The U.S. Office of the Comptroller of the Currency’s Bulletin on Risk Modeling from May 2000 says computer models “are playing a progressively more important role in the banking industry. The tools are now routinely used for credit scoring, asset-liability management, trading-risk management and for valuation estimates of financial instruments.” Only so much risk can be underwritten by a lender, and inevitably, some borrowers will default on their loans regardless of the value placed on the security by an AVM or appraisal.

If a problem loan was based upon a faulty, negligent or unsupported value opinion at the loan’s inception, lenders historically sought restitution from the appraisal company through their errors and omissions insurance (E&O). As those familiar with this process can attest, it can be lengthy, uncertain and depending on the outcome, costly. Many claims against appraisers through their E&O carriers end up in courts or in binding arbitrations.

Valuation professionals in the commercial-appraisal market now are working to bridge deficiencies between E&O and the actual protection lenders need to minimize risks on commercial loans.

Commercial-real-estate valuation firms, for example, have gained the opportunity to add an option for a lender to purchase an insured-value opinion on its evaluation products or traditional

appraisal services. Each valuation is insured separately for five years from the original date of value. Loans eligible for insured-value coverage have a maximum property value of $5 million and must be one of the following property types: industrial/warehouse, retail, office, multifamily (more than four units) or special-purpose land, such as agricultural.

Premiums for insured-value-opinion coverage are affordable, in part because of the low default rate on small commercial loans nationwide. Typically, that rate is between 1 percent and 1.5 percent. This provides positive results for lenders and appraisers, as their conventional E&O premiums should

decline as the insured-value opinion gains acceptance in the marketplace. Through an insured-value policy, a lender may file a claim at several stages:

  • After the loan has been foreclosed upon;
  • When all efforts to collect any portion of the balance owed on a default loan have been exhausted;
  • When the lender has made every reasonable attempt to collect or mitigate the deficiency; and/or
  • When there is a written determination that the loan is “commercially uneconomic” to foreclose upon and the lender has charged off the loan.

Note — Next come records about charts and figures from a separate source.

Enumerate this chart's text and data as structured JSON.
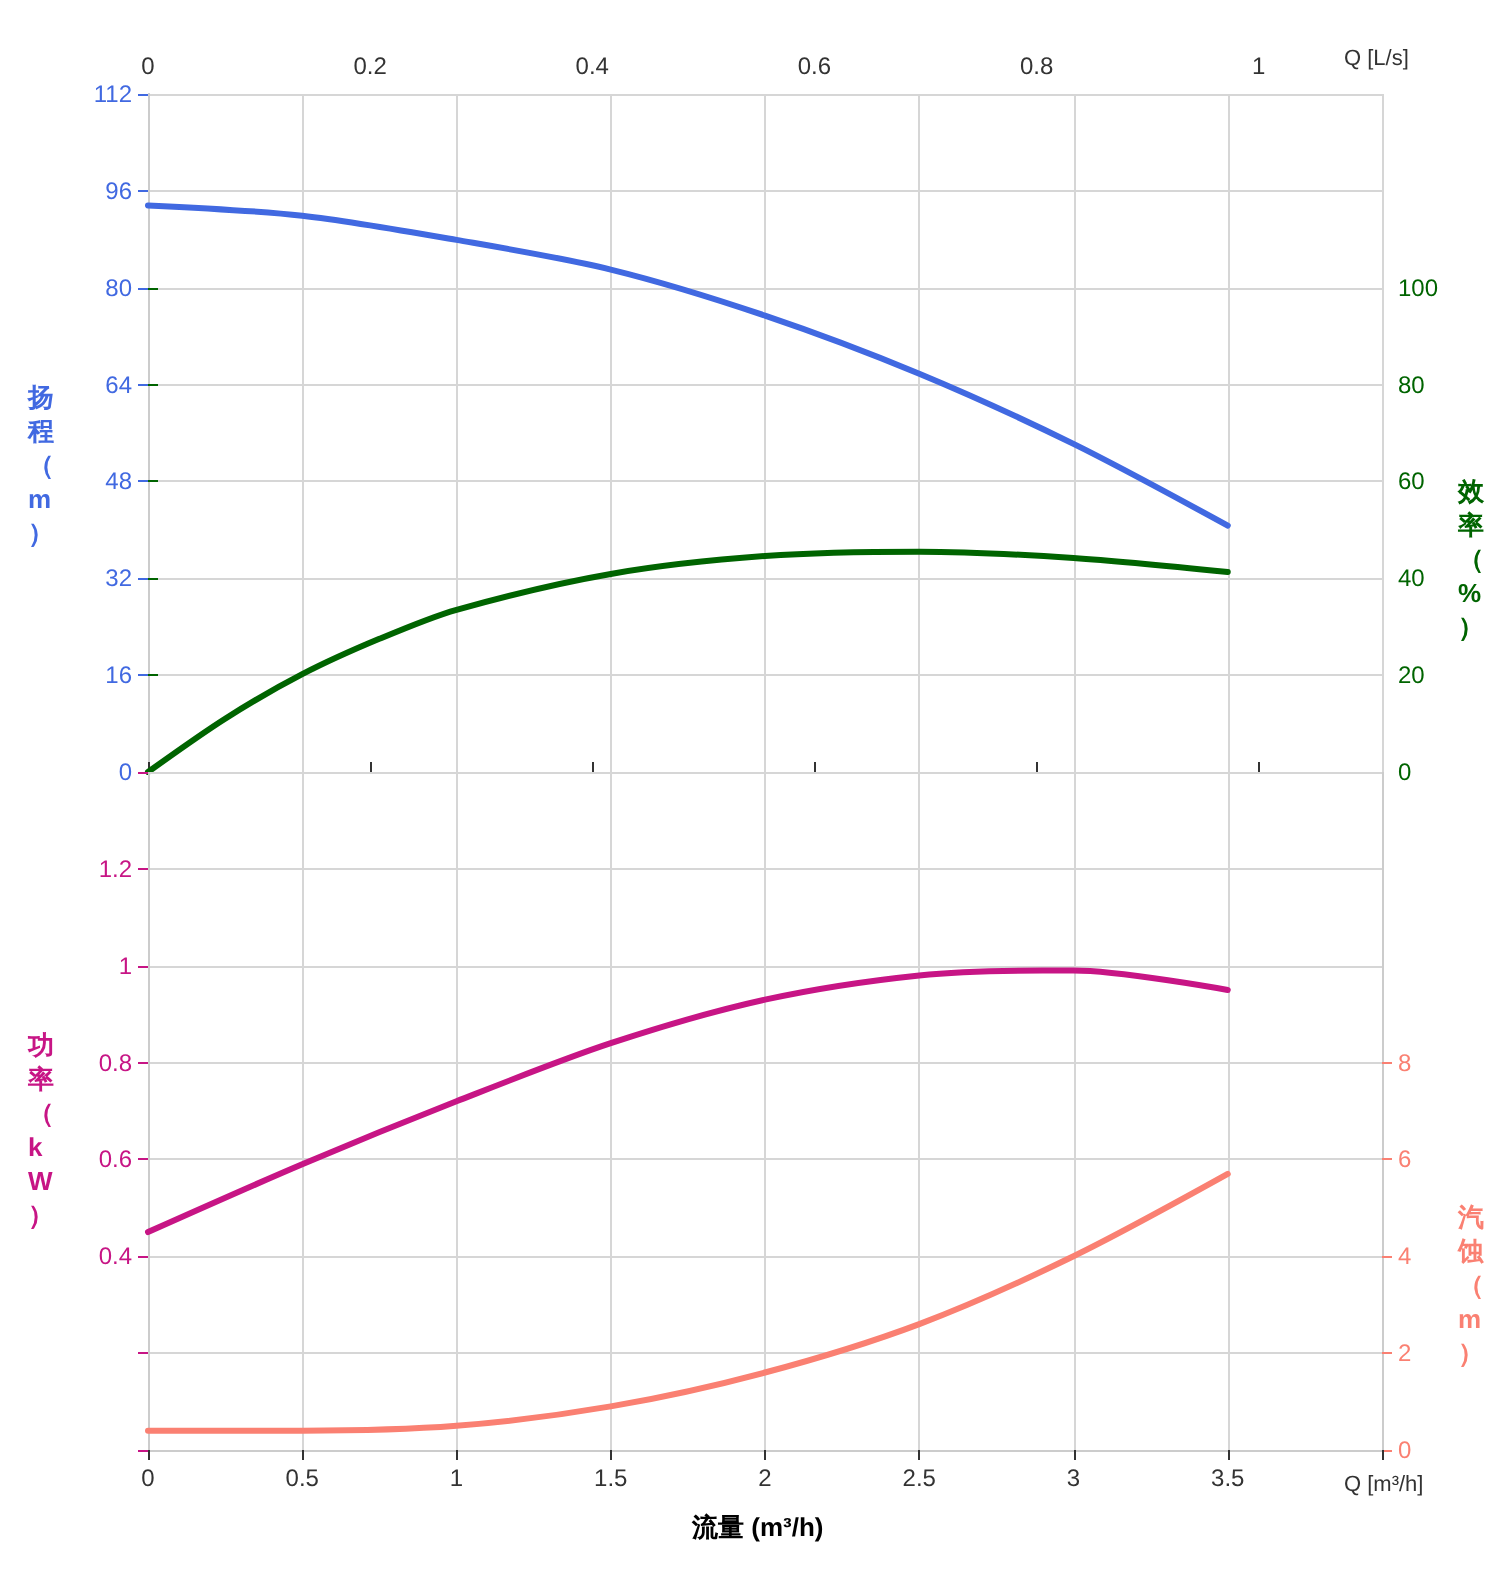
{
  "chart_data": [
    {
      "type": "line",
      "x2label": "Q [L/s]",
      "ylabel": "扬程（m）",
      "y2label": "效率（%）",
      "xlim": [
        0,
        4
      ],
      "xticks": [
        0,
        0.5,
        1,
        1.5,
        2,
        2.5,
        3,
        3.5
      ],
      "x2lim": [
        0,
        1.111
      ],
      "x2ticks": [
        0,
        0.2,
        0.4,
        0.6,
        0.8,
        1
      ],
      "ylim": [
        0,
        112
      ],
      "yticks": [
        0,
        16,
        32,
        48,
        64,
        80,
        96,
        112
      ],
      "y2lim": [
        0,
        140
      ],
      "y2ticks": [
        0,
        20,
        40,
        60,
        80,
        100
      ],
      "tick_labels": "y",
      "grid": true,
      "marker": "none",
      "series": [
        {
          "axis": "y",
          "color": "#4169e1",
          "x": [
            0,
            0.5,
            1,
            1.5,
            2,
            2.5,
            3,
            3.5
          ],
          "values": [
            93.6,
            91.9,
            87.9,
            83,
            75.4,
            65.8,
            54.2,
            40.7
          ]
        },
        {
          "axis": "y2",
          "color": "#006400",
          "x": [
            0,
            0.25,
            0.5,
            0.75,
            1,
            1.5,
            2,
            2.5,
            3,
            3.5
          ],
          "values": [
            0,
            11,
            20.2,
            27.5,
            33.5,
            40.9,
            44.6,
            45.5,
            44.2,
            41.3
          ]
        }
      ]
    },
    {
      "type": "line",
      "xlabel": "流量 (m³/h)",
      "ylabel": "功率（kW）",
      "y2label": "汽蚀（m）",
      "annotations": [
        "Q [m³/h]"
      ],
      "xlim": [
        0,
        4
      ],
      "xticks": [
        0,
        0.5,
        1,
        1.5,
        2,
        2.5,
        3,
        3.5
      ],
      "ylim": [
        0,
        1.4
      ],
      "yticks": [
        0.4,
        0.6,
        0.8,
        1,
        1.2
      ],
      "y2lim": [
        0,
        14
      ],
      "y2ticks": [
        0,
        2,
        4,
        6,
        8
      ],
      "grid": true,
      "marker": "none",
      "series": [
        {
          "axis": "y",
          "color": "#c71585",
          "x": [
            0,
            0.5,
            1,
            1.5,
            2,
            2.5,
            2.9,
            3,
            3.5
          ],
          "values": [
            0.45,
            0.59,
            0.72,
            0.84,
            0.93,
            0.98,
            0.99,
            0.99,
            0.95
          ]
        },
        {
          "axis": "y2",
          "color": "#fa8072",
          "x": [
            0,
            0.5,
            1,
            1.5,
            2,
            2.5,
            3,
            3.5
          ],
          "values": [
            0.4,
            0.4,
            0.5,
            0.9,
            1.6,
            2.6,
            4,
            5.7
          ]
        }
      ]
    }
  ]
}
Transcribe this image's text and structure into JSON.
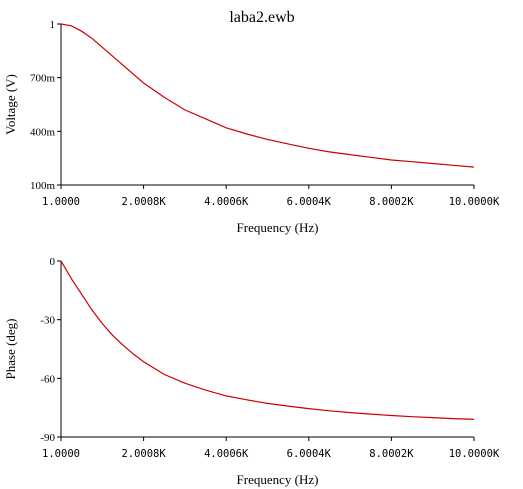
{
  "window": {
    "title": "laba2.ewb"
  },
  "chart_data": [
    {
      "type": "line",
      "title": "laba2.ewb",
      "xlabel": "Frequency (Hz)",
      "ylabel": "Voltage (V)",
      "xlim": [
        1,
        10000
      ],
      "ylim": [
        0.1,
        1
      ],
      "xticks": [
        1,
        2000.8,
        4000.6,
        6000.4,
        8000.2,
        10000
      ],
      "xtick_labels": [
        "1.0000",
        "2.0008K",
        "4.0006K",
        "6.0004K",
        "8.0002K",
        "10.0000K"
      ],
      "yticks": [
        0.1,
        0.4,
        0.7,
        1
      ],
      "ytick_labels": [
        "100m",
        "400m",
        "700m",
        "1"
      ],
      "grid": false,
      "series_color": "#cc0000",
      "series": [
        {
          "x": [
            1,
            250,
            500,
            750,
            1000,
            1250,
            1500,
            1750,
            2000,
            2500,
            3000,
            3500,
            4000,
            4500,
            5000,
            5500,
            6000,
            6500,
            7000,
            7500,
            8000,
            8500,
            9000,
            9500,
            10000
          ],
          "y": [
            1.0,
            0.99,
            0.96,
            0.92,
            0.87,
            0.82,
            0.77,
            0.72,
            0.67,
            0.59,
            0.52,
            0.47,
            0.42,
            0.385,
            0.355,
            0.33,
            0.305,
            0.285,
            0.27,
            0.255,
            0.24,
            0.23,
            0.22,
            0.21,
            0.2
          ]
        }
      ]
    },
    {
      "type": "line",
      "xlabel": "Frequency (Hz)",
      "ylabel": "Phase (deg)",
      "xlim": [
        1,
        10000
      ],
      "ylim": [
        -90,
        0
      ],
      "xticks": [
        1,
        2000.8,
        4000.6,
        6000.4,
        8000.2,
        10000
      ],
      "xtick_labels": [
        "1.0000",
        "2.0008K",
        "4.0006K",
        "6.0004K",
        "8.0002K",
        "10.0000K"
      ],
      "yticks": [
        0,
        -30,
        -60,
        -90
      ],
      "ytick_labels": [
        "0",
        "-30",
        "-60",
        "-90"
      ],
      "grid": false,
      "series_color": "#cc0000",
      "series": [
        {
          "x": [
            1,
            250,
            500,
            750,
            1000,
            1250,
            1500,
            1750,
            2000,
            2500,
            3000,
            3500,
            4000,
            4500,
            5000,
            5500,
            6000,
            6500,
            7000,
            7500,
            8000,
            8500,
            9000,
            9500,
            10000
          ],
          "y": [
            0,
            -9,
            -17,
            -25,
            -32,
            -38,
            -43,
            -47.5,
            -51.5,
            -58,
            -62.5,
            -66,
            -69,
            -71,
            -72.8,
            -74.2,
            -75.5,
            -76.6,
            -77.5,
            -78.3,
            -79,
            -79.6,
            -80.1,
            -80.6,
            -81
          ]
        }
      ]
    }
  ]
}
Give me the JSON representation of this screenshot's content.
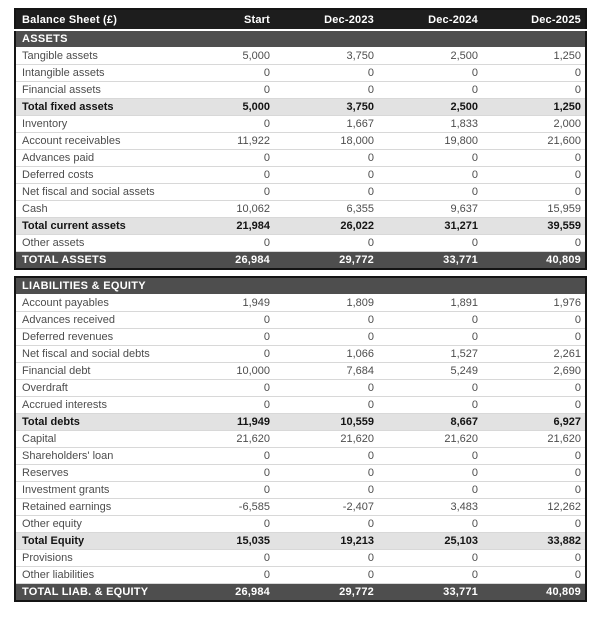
{
  "colors": {
    "header_bg": "#1d1d1d",
    "header_text": "#ffffff",
    "section_bg": "#4e4e4e",
    "section_text": "#ffffff",
    "subtotal_bg": "#e2e2e2",
    "subtotal_text": "#141414",
    "row_text": "#4d4d4d",
    "row_divider": "#d8d8d8",
    "outer_border": "#141414"
  },
  "table": {
    "title": "Balance Sheet (£)",
    "columns": [
      "Start",
      "Dec-2023",
      "Dec-2024",
      "Dec-2025"
    ],
    "sections": [
      {
        "name": "ASSETS",
        "rows": [
          {
            "label": "Tangible assets",
            "type": "normal",
            "values": [
              "5,000",
              "3,750",
              "2,500",
              "1,250"
            ]
          },
          {
            "label": "Intangible assets",
            "type": "normal",
            "values": [
              "0",
              "0",
              "0",
              "0"
            ]
          },
          {
            "label": "Financial assets",
            "type": "normal",
            "values": [
              "0",
              "0",
              "0",
              "0"
            ]
          },
          {
            "label": "Total fixed assets",
            "type": "subtotal",
            "values": [
              "5,000",
              "3,750",
              "2,500",
              "1,250"
            ]
          },
          {
            "label": "Inventory",
            "type": "normal",
            "values": [
              "0",
              "1,667",
              "1,833",
              "2,000"
            ]
          },
          {
            "label": "Account receivables",
            "type": "normal",
            "values": [
              "11,922",
              "18,000",
              "19,800",
              "21,600"
            ]
          },
          {
            "label": "Advances paid",
            "type": "normal",
            "values": [
              "0",
              "0",
              "0",
              "0"
            ]
          },
          {
            "label": "Deferred costs",
            "type": "normal",
            "values": [
              "0",
              "0",
              "0",
              "0"
            ]
          },
          {
            "label": "Net fiscal and social assets",
            "type": "normal",
            "values": [
              "0",
              "0",
              "0",
              "0"
            ]
          },
          {
            "label": "Cash",
            "type": "normal",
            "values": [
              "10,062",
              "6,355",
              "9,637",
              "15,959"
            ]
          },
          {
            "label": "Total current assets",
            "type": "subtotal",
            "values": [
              "21,984",
              "26,022",
              "31,271",
              "39,559"
            ]
          },
          {
            "label": "Other assets",
            "type": "normal",
            "values": [
              "0",
              "0",
              "0",
              "0"
            ]
          }
        ],
        "total": {
          "label": "TOTAL ASSETS",
          "values": [
            "26,984",
            "29,772",
            "33,771",
            "40,809"
          ]
        }
      },
      {
        "name": "LIABILITIES & EQUITY",
        "rows": [
          {
            "label": "Account payables",
            "type": "normal",
            "values": [
              "1,949",
              "1,809",
              "1,891",
              "1,976"
            ]
          },
          {
            "label": "Advances received",
            "type": "normal",
            "values": [
              "0",
              "0",
              "0",
              "0"
            ]
          },
          {
            "label": "Deferred revenues",
            "type": "normal",
            "values": [
              "0",
              "0",
              "0",
              "0"
            ]
          },
          {
            "label": "Net fiscal and social debts",
            "type": "normal",
            "values": [
              "0",
              "1,066",
              "1,527",
              "2,261"
            ]
          },
          {
            "label": "Financial debt",
            "type": "normal",
            "values": [
              "10,000",
              "7,684",
              "5,249",
              "2,690"
            ]
          },
          {
            "label": "Overdraft",
            "type": "normal",
            "values": [
              "0",
              "0",
              "0",
              "0"
            ]
          },
          {
            "label": "Accrued interests",
            "type": "normal",
            "values": [
              "0",
              "0",
              "0",
              "0"
            ]
          },
          {
            "label": "Total debts",
            "type": "subtotal",
            "values": [
              "11,949",
              "10,559",
              "8,667",
              "6,927"
            ]
          },
          {
            "label": "Capital",
            "type": "normal",
            "values": [
              "21,620",
              "21,620",
              "21,620",
              "21,620"
            ]
          },
          {
            "label": "Shareholders' loan",
            "type": "normal",
            "values": [
              "0",
              "0",
              "0",
              "0"
            ]
          },
          {
            "label": "Reserves",
            "type": "normal",
            "values": [
              "0",
              "0",
              "0",
              "0"
            ]
          },
          {
            "label": "Investment grants",
            "type": "normal",
            "values": [
              "0",
              "0",
              "0",
              "0"
            ]
          },
          {
            "label": "Retained earnings",
            "type": "normal",
            "values": [
              "-6,585",
              "-2,407",
              "3,483",
              "12,262"
            ]
          },
          {
            "label": "Other equity",
            "type": "normal",
            "values": [
              "0",
              "0",
              "0",
              "0"
            ]
          },
          {
            "label": "Total Equity",
            "type": "subtotal",
            "values": [
              "15,035",
              "19,213",
              "25,103",
              "33,882"
            ]
          },
          {
            "label": "Provisions",
            "type": "normal",
            "values": [
              "0",
              "0",
              "0",
              "0"
            ]
          },
          {
            "label": "Other liabilities",
            "type": "normal",
            "values": [
              "0",
              "0",
              "0",
              "0"
            ]
          }
        ],
        "total": {
          "label": "TOTAL LIAB. & EQUITY",
          "values": [
            "26,984",
            "29,772",
            "33,771",
            "40,809"
          ]
        }
      }
    ]
  }
}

The appraisal firm is expected to prepare an accurate appraisal/evaluation that complies to Uniform Standards of Professional Appraisal Practices (USPAP) and/or regulatory guidelines for evaluations as of the effective date of value and within a stated nominal percentage allowance or variance. If the valuation is not compliant, a lender may file a claim based on the nominal allowance or the difference between the original value opinion and the value established by a retrospective

appraisal, less the deductible — whichever is less. A claim also can be based on the lender’s actual financial loss, minus the nominal deductible, or by a set limit that the lender selects and pays for.

The lender must still obtain a retrospective appraisal of the property. The appraisal must reflect the same date of value and physical condition as on the original valuation. Additionally, the lender is required to submit proof of loss. The appraiser can dispute the claim or the retrospective appraisal.

There also are provisions for the selection of a mutually acceptable appraisal firm to perform a second retrospective appraisal. Unlike many E&O claims, the value opinion of the second retrospective appraisal is binding upon both parties. The insurance company must pay the appropriate claim within 30 days.

Insured-value opinions give small-business and small-property lenders the opportunity to reduce their risk greatly at a nominal cost. Another major benefit is the prescribed, simple means to process claims on eligible loans that have been foreclosed upon to regain considerable portions of financial losses. This kind of coverage is beneficial to the lender and the appraisal firm.